All of Mr. Sanders’s deferred compensation for 2007 was paid pursuant to his Employment Agreement, which is described in detail under “Other Information Regarding Compensation of Named Executive Officers” (page 109).

In future filings, we will add to the disclosure under “Other Information Regarding Compensation of Named Executive Officers” information similar in effect to the following sentence:

“Under the Employment Agreement, Mr. Sanders’s deferred compensation is paid to him as the deferred compensation vests and he is not entitled to make any withdrawals prior to vesting.”

With respect to the other four named executive officers, all of their deferred compensation consists of awards under the Partners Plan, which is described in detail under “Compensation Elements for Executive Officers – 3. Deferred Compensation” (page 102).  That description includes details of the vesting and distribution provisions of the Partners Plan.

In future filings, we will add to the disclosure under “Compensation Elements for Executive Officers – 3. Deferred Compensation” information similar in effect to the following sentence:

“Withdrawals prior to vesting are not permitted.”


*                            *                            *

 

 
United States Securities and Exchange Commission
Ms. Pamela Long
Page 12 of 14
 
In connection with responding to your comments, Holding and AllianceBernstein acknowledge that:

 
·
Holding and AllianceBernstein are responsible for the adequacy and accuracy of the disclosure in their respective filings;

 
·
Staff comments or changes to disclosure in response to staff comments do not foreclose the Commission from taking any action with respect to the filings; and

 
·
Holding and AllianceBernstein may not assert staff comments as a defense in any proceeding initiated by the Commission or any person under the federal securities laws of the United States.
 
If you have any questions, please do not hesitate to contact me at (212) 969-1646.

Sincerely,


/s/ Laurence E. Cranch
Laurence E. Cranch
Executive Vice President, General Counsel and Corporate Secretary
AllianceBernstein Holding L.P.

 


United States Securities and Exchange Commission
Ms.
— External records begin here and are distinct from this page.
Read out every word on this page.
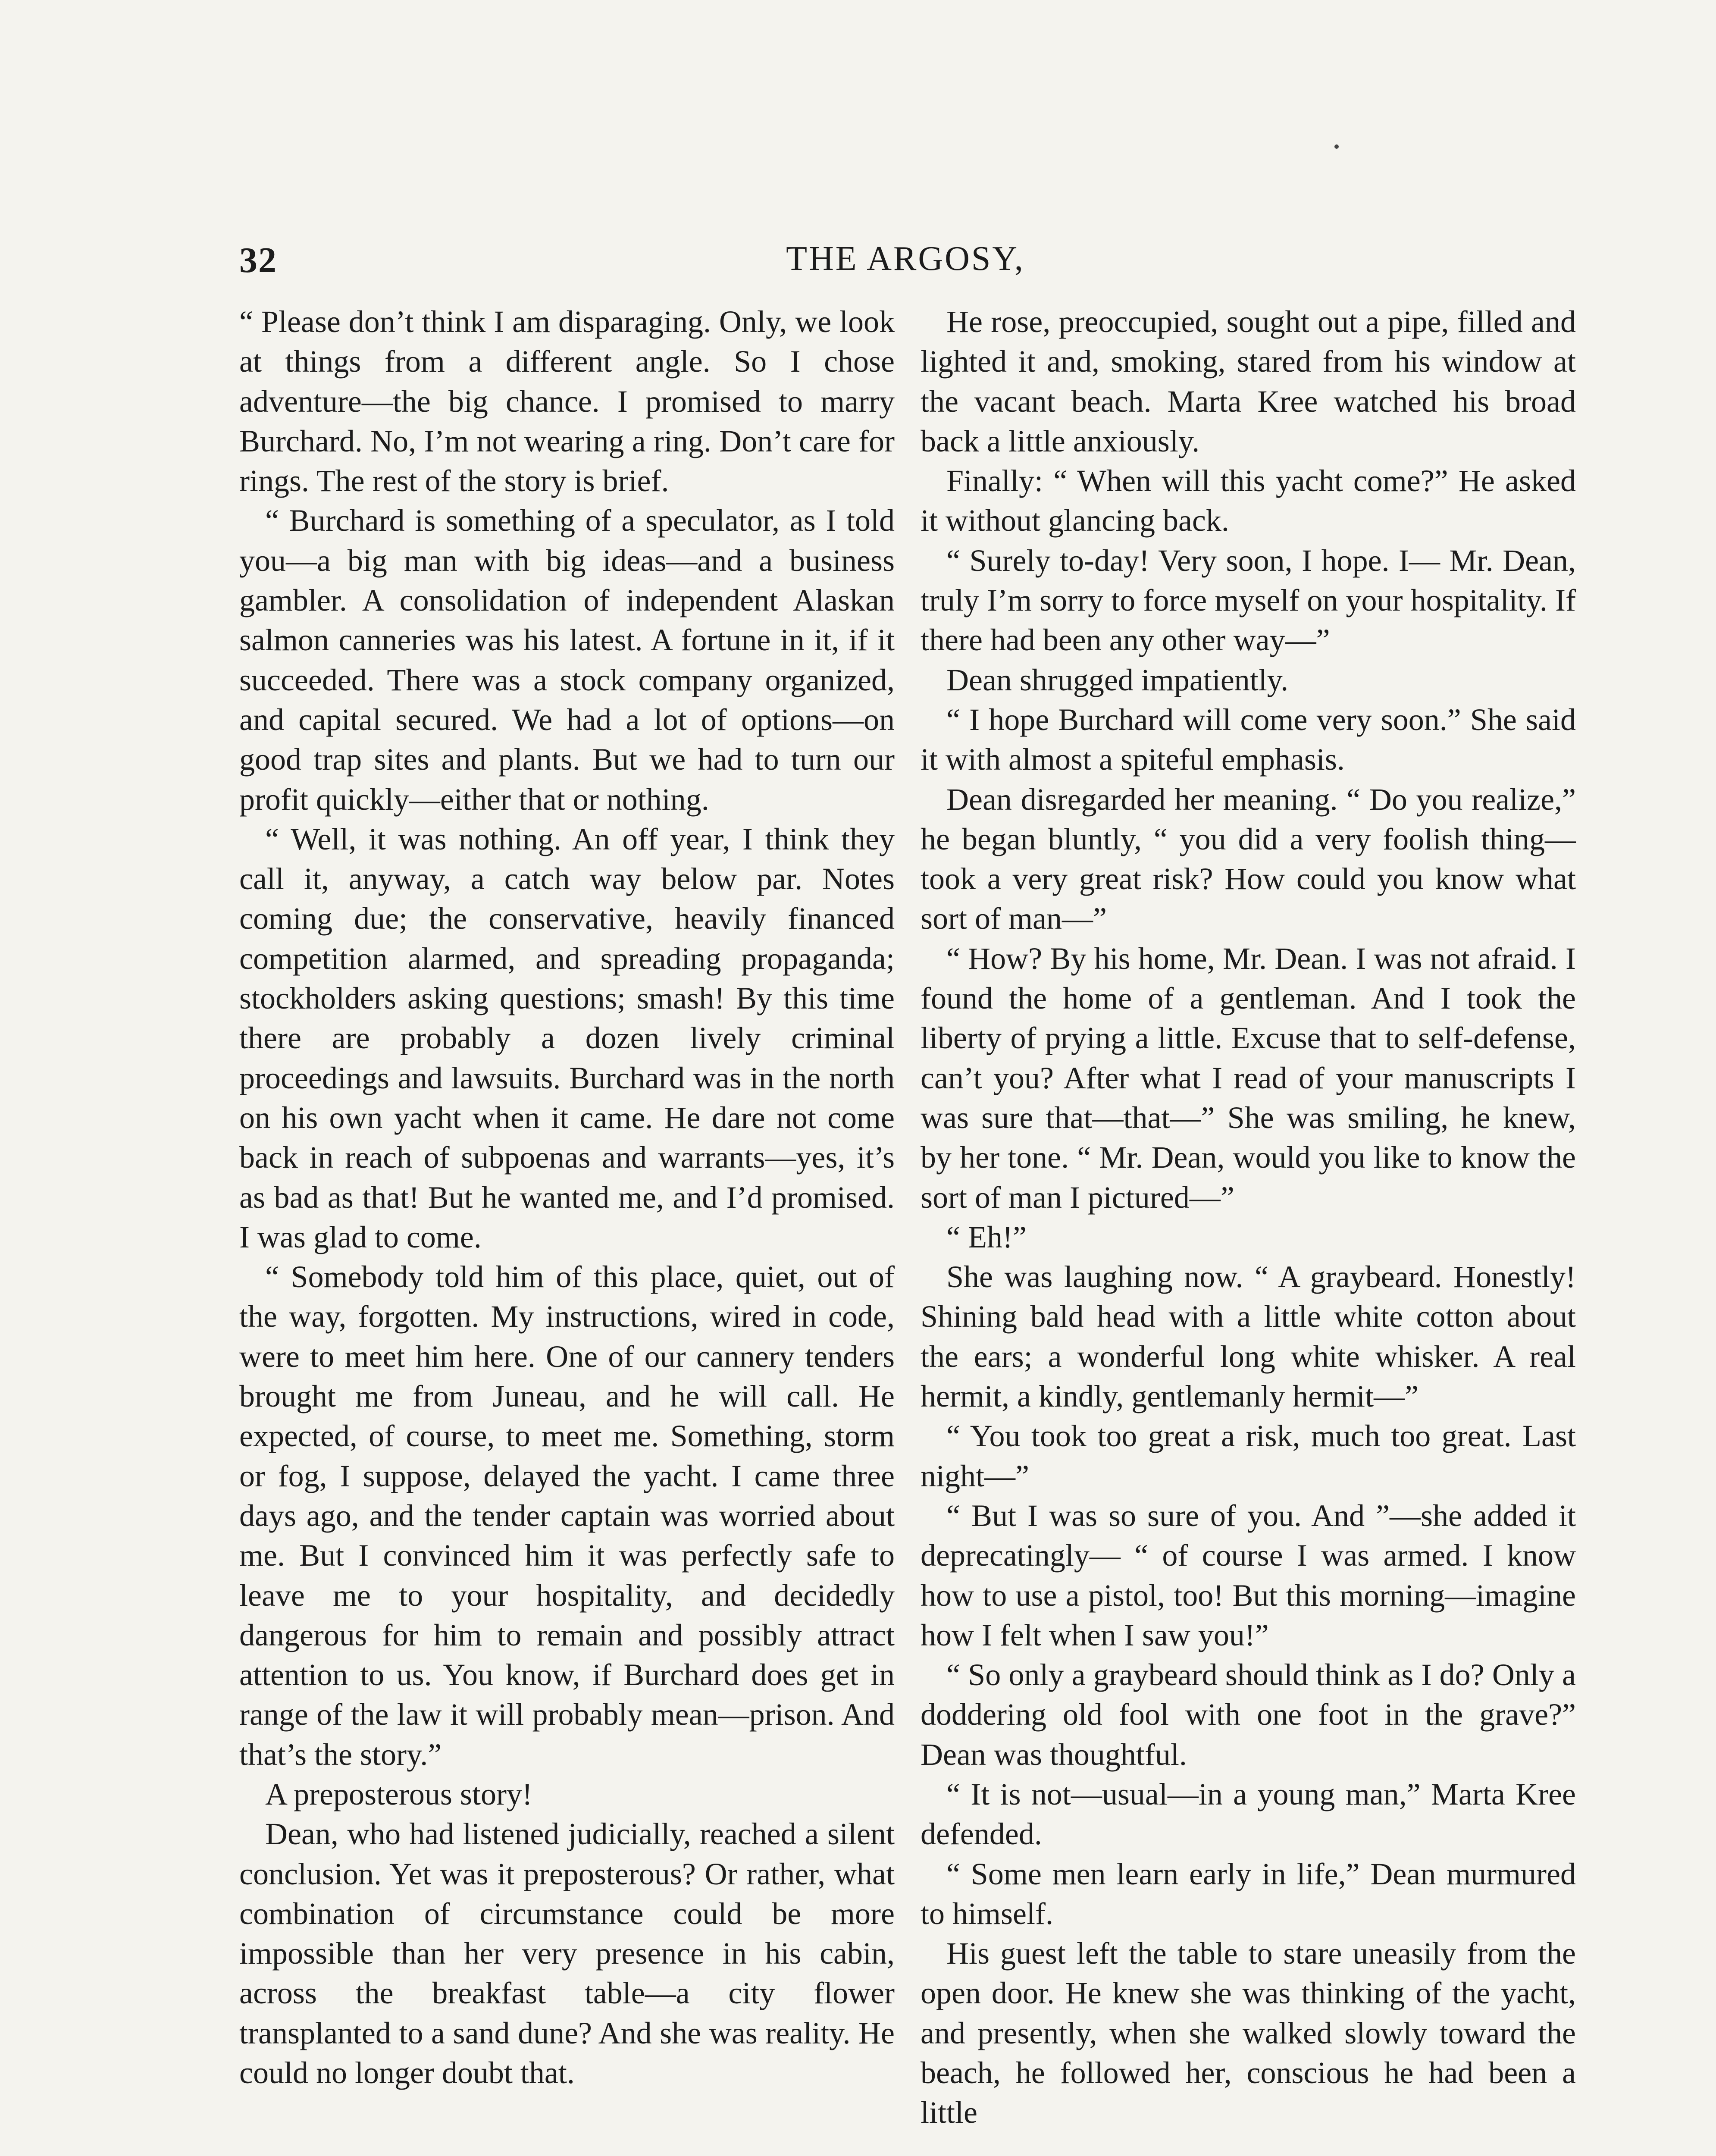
32	THE ARGOSY,

“ Please don’t think I am disparaging. Only, we look at things from a different angle. So I chose adventure—the big chance. I promised to marry Burchard. No, I’m not wearing a ring. Don’t care for rings. The rest of the story is brief.

“ Burchard is something of a speculator, as I told you—a big man with big ideas—and a business gambler. A consolidation of independent Alaskan salmon canneries was his latest. A fortune in it, if it succeeded. There was a stock company organized, and capital secured. We had a lot of options—on good trap sites and plants. But we had to turn our profit quickly—either that or nothing.

“ Well, it was nothing. An off year, I think they call it, anyway, a catch way below par. Notes coming due; the conservative, heavily financed competition alarmed, and spreading propaganda; stockholders asking questions; smash! By this time there are probably a dozen lively criminal proceedings and lawsuits. Burchard was in the north on his own yacht when it came. He dare not come back in reach of subpoenas and warrants—yes, it’s as bad as that! But he wanted me, and I’d promised. I was glad to come.

“ Somebody told him of this place, quiet, out of the way, forgotten. My instructions, wired in code, were to meet him here. One of our cannery tenders brought me from Juneau, and he will call. He expected, of course, to meet me. Something, storm or fog, I suppose, delayed the yacht. I came three days ago, and the tender captain was worried about me. But I convinced him it was perfectly safe to leave me to your hospitality, and decidedly dangerous for him to remain and possibly attract attention to us. You know, if Burchard does get in range of the law it will probably mean—prison. And that’s the story.”

A preposterous story!

Dean, who had listened judicially, reached a silent conclusion. Yet was it preposterous? Or rather, what combination of circumstance could be more impossible than her very presence in his cabin, across the breakfast table—a city flower transplanted to a sand dune? And she was reality. He could no longer doubt that.

He rose, preoccupied, sought out a pipe, filled and lighted it and, smoking, stared from his window at the vacant beach. Marta Kree watched his broad back a little anxiously.

Finally: “ When will this yacht come?” He asked it without glancing back.

“ Surely to-day! Very soon, I hope. I— Mr. Dean, truly I’m sorry to force myself on your hospitality. If there had been any other way—”

Dean shrugged impatiently.

“ I hope Burchard will come very soon.” She said it with almost a spiteful emphasis.

Dean disregarded her meaning. “ Do you realize,” he began bluntly, “ you did a very foolish thing—took a very great risk? How could you know what sort of man—”

“ How? By his home, Mr. Dean. I was not afraid. I found the home of a gentleman. And I took the liberty of prying a little. Excuse that to self-defense, can’t you? After what I read of your manuscripts I was sure that—that—” She was smiling, he knew, by her tone. “ Mr. Dean, would you like to know the sort of man I pictured—”

“ Eh!”

She was laughing now. “ A graybeard. Honestly! Shining bald head with a little white cotton about the ears; a wonderful long white whisker. A real hermit, a kindly, gentlemanly hermit—”

“ You took too great a risk, much too great. Last night—”

“ But I was so sure of you. And ”—she added it deprecatingly— “ of course I was armed. I know how to use a pistol, too! But this morning—imagine how I felt when I saw you!”

“ So only a graybeard should think as I do? Only a doddering old fool with one foot in the grave?” Dean was thoughtful.

“ It is not—usual—in a young man,” Marta Kree defended.

“ Some men learn early in life,” Dean murmured to himself.

His guest left the table to stare uneasily from the open door. He knew she was thinking of the yacht, and presently, when she walked slowly toward the beach, he followed her, conscious he had been a little
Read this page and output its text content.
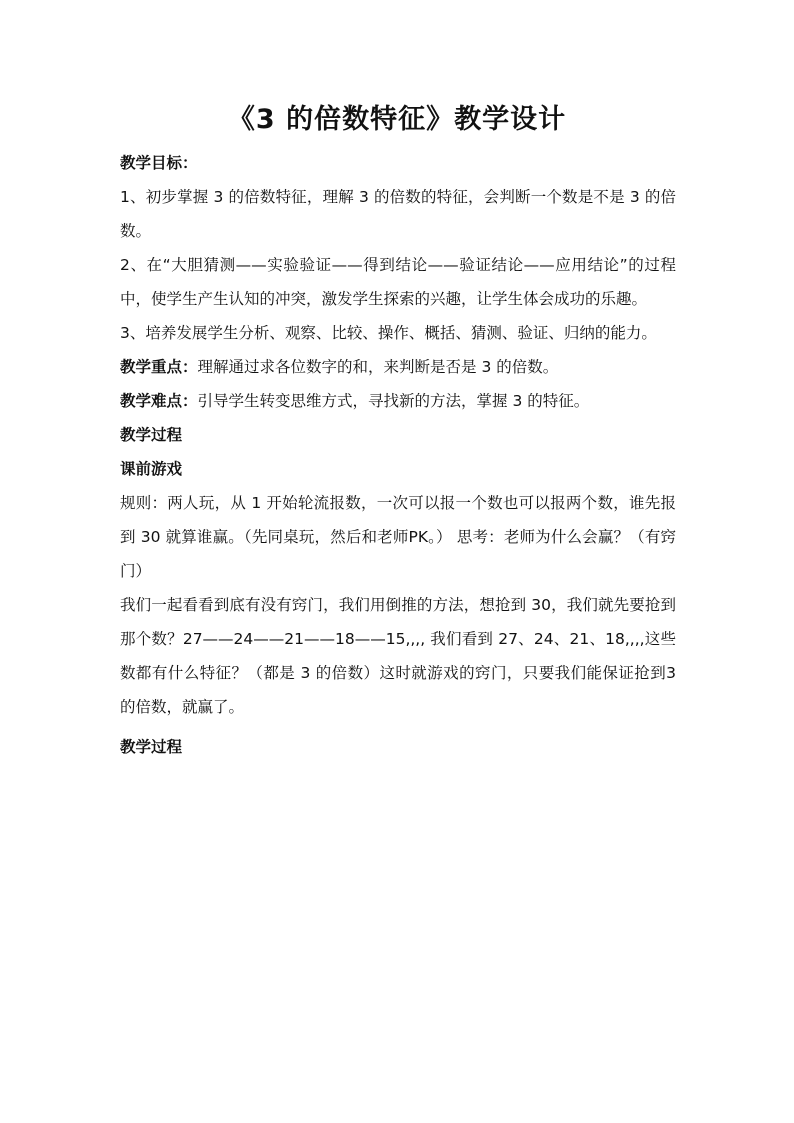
《3 的倍数特征》教学设计

教学目标：

1、初步掌握 3 的倍数特征，理解 3 的倍数的特征，会判断一个数是不是 3 的倍数。

2、在“大胆猜测——实验验证——得到结论——验证结论——应用结论”的过程中，使学生产生认知的冲突，激发学生探索的兴趣，让学生体会成功的乐趣。

3、培养发展学生分析、观察、比较、操作、概括、猜测、验证、归纳的能力。

教学重点：理解通过求各位数字的和，来判断是否是 3 的倍数。

教学难点：引导学生转变思维方式，寻找新的方法，掌握 3 的特征。

教学过程

课前游戏

规则：两人玩，从 1 开始轮流报数，一次可以报一个数也可以报两个数，谁先报到 30 就算谁赢。（先同桌玩，然后和老师PK。） 思考：老师为什么会赢？（有窍门）

我们一起看看到底有没有窍门，我们用倒推的方法，想抢到 30，我们就先要抢到那个数？27——24——21——18——15,,,, 我们看到 27、24、21、18,,,,这些数都有什么特征？（都是 3 的倍数）这时就游戏的窍门，只要我们能保证抢到3 的倍数，就赢了。

教学过程
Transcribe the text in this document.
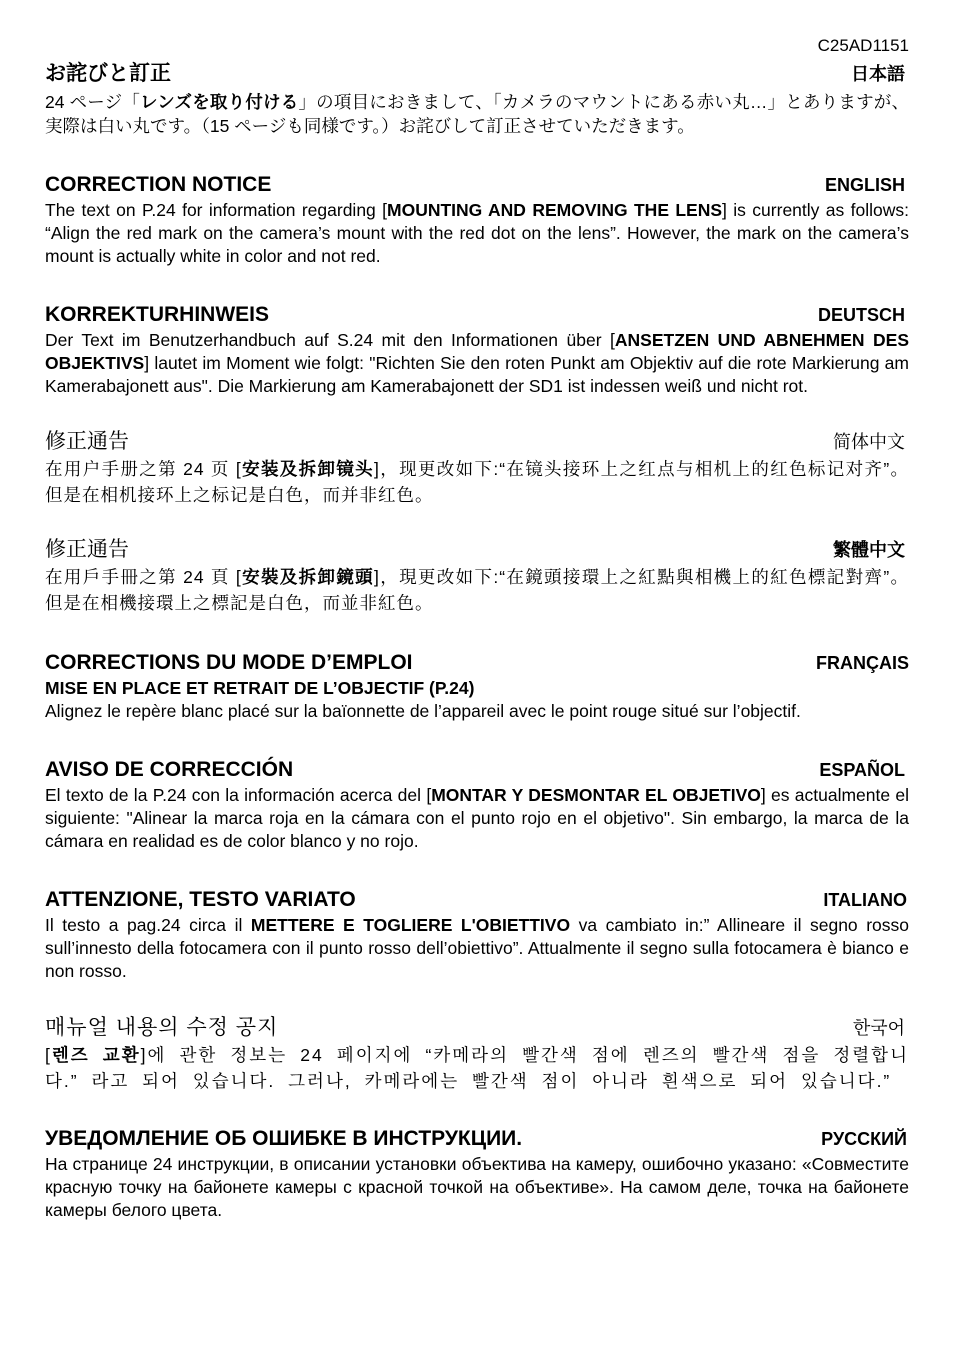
C25AD1151
お詫びと訂正	日本語
24 ページ「レンズを取り付ける」の項目におきまして、「カメラのマウントにある赤い丸…」とありますが、実際は白い丸です。（15 ページも同様です。）お詫びして訂正させていただきます。
CORRECTION NOTICE	ENGLISH
The text on P.24 for information regarding [MOUNTING AND REMOVING THE LENS] is currently as follows: “Align the red mark on the camera’s mount with the red dot on the lens”. However, the mark on the camera’s mount is actually white in color and not red.
KORREKTURHINWEIS	DEUTSCH
Der Text im Benutzerhandbuch auf S.24 mit den Informationen über [ANSETZEN UND ABNEHMEN DES OBJEKTIVS] lautet im Moment wie folgt: "Richten Sie den roten Punkt am Objektiv auf die rote Markierung am Kamerabajonett aus". Die Markierung am Kamerabajonett der SD1 ist indessen weiß und nicht rot.
修正通告	简体中文
在用户手册之第 24 页 [安装及拆卸镜头]，现更改如下:“在镜头接环上之红点与相机上的红色标记对齐”。但是在相机接环上之标记是白色，而并非红色。
修正通告	繁體中文
在用戶手冊之第 24 頁 [安裝及拆卸鏡頭]，現更改如下:“在鏡頭接環上之紅點與相機上的紅色標記對齊”。但是在相機接環上之標記是白色，而並非紅色。
CORRECTIONS DU MODE D’EMPLOI	FRANÇAIS
MISE EN PLACE ET RETRAIT DE L’OBJECTIF (P.24)
Alignez le repère blanc placé sur la baïonnette de l’appareil avec le point rouge situé sur l’objectif.
AVISO DE CORRECCIÓN	ESPAÑOL
El texto de la P.24 con la información acerca del [MONTAR Y DESMONTAR EL OBJETIVO] es actualmente el siguiente: "Alinear la marca roja en la cámara con el punto rojo en el objetivo". Sin embargo, la marca de la cámara en realidad es de color blanco y no rojo.
ATTENZIONE, TESTO VARIATO	ITALIANO
Il testo a pag.24 circa il METTERE E TOGLIERE L'OBIETTIVO va cambiato in:” Allineare il segno rosso sull’innesto della fotocamera con il punto rosso dell’obiettivo”. Attualmente il segno sulla fotocamera è bianco e non rosso.
매뉴얼 내용의 수정 공지	한국어
[렌즈 교환]에 관한 정보는 24 페이지에 “카메라의 빨간색 점에 렌즈의 빨간색 점을 정렬합니다.” 라고 되어 있습니다. 그러나, 카메라에는 빨간색 점이 아니라 흰색으로 되어 있습니다.”
УВЕДОМЛЕНИЕ ОБ ОШИБКЕ В ИНСТРУКЦИИ.	РУССКИЙ
На странице 24 инструкции, в описании установки объектива на камеру, ошибочно указано: «Совместите красную точку на байонете камеры с красной точкой на объективе». На самом деле, точка на байонете камеры белого цвета.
Pamela Long
Page 13 of 14
 
Exhibit A


Set forth below are the firms from which benchmarking data was considered in determining the compensation of:

Ms. Fedak, Ms. Fay and Mr. Joseph
Allianz Global Investors
Barclays Global Investors, N.A.
BlackRock Financial Management, Inc.
The Capital Group Companies, Inc.
Deutsche Asset Management
Fidelity Investments
Franklin Templeton Investments
Goldman Sachs Asset Management
INVESCO PLC
JPMorgan Asset Management
Legg Mason, Inc.
Morgan Stanley Investment Management
PIMCO Advisors, L.P.
T. Rowe Price Associates, Inc.
State Street Global Advisors
UBS Global Asset Management
The Vanguard Group, Inc.
Wellington Management Company, LLP
Western Asset Management Company (a subsidiary of Legg Mason, Inc.)

Mr. Sanders
Affiliated Managers Group
AMVESCAP
BlackRock Financial Management, Inc.
Calamos Asset Management
Eaton Vance Management
Federated Investors
Franklin Templeton Investments
GAMCO Investors
Janus Capital
Mellon Asset Management
Nuveen Investments
Putnam Investments
State Street Global Advisors
T. Rowe Price Associates, Inc.

 


United States Securities and Exchange Commission
Ms. Pamela Long
Page 14 of 14

Mr. Lieberman
BlackRock Financial Management, Inc.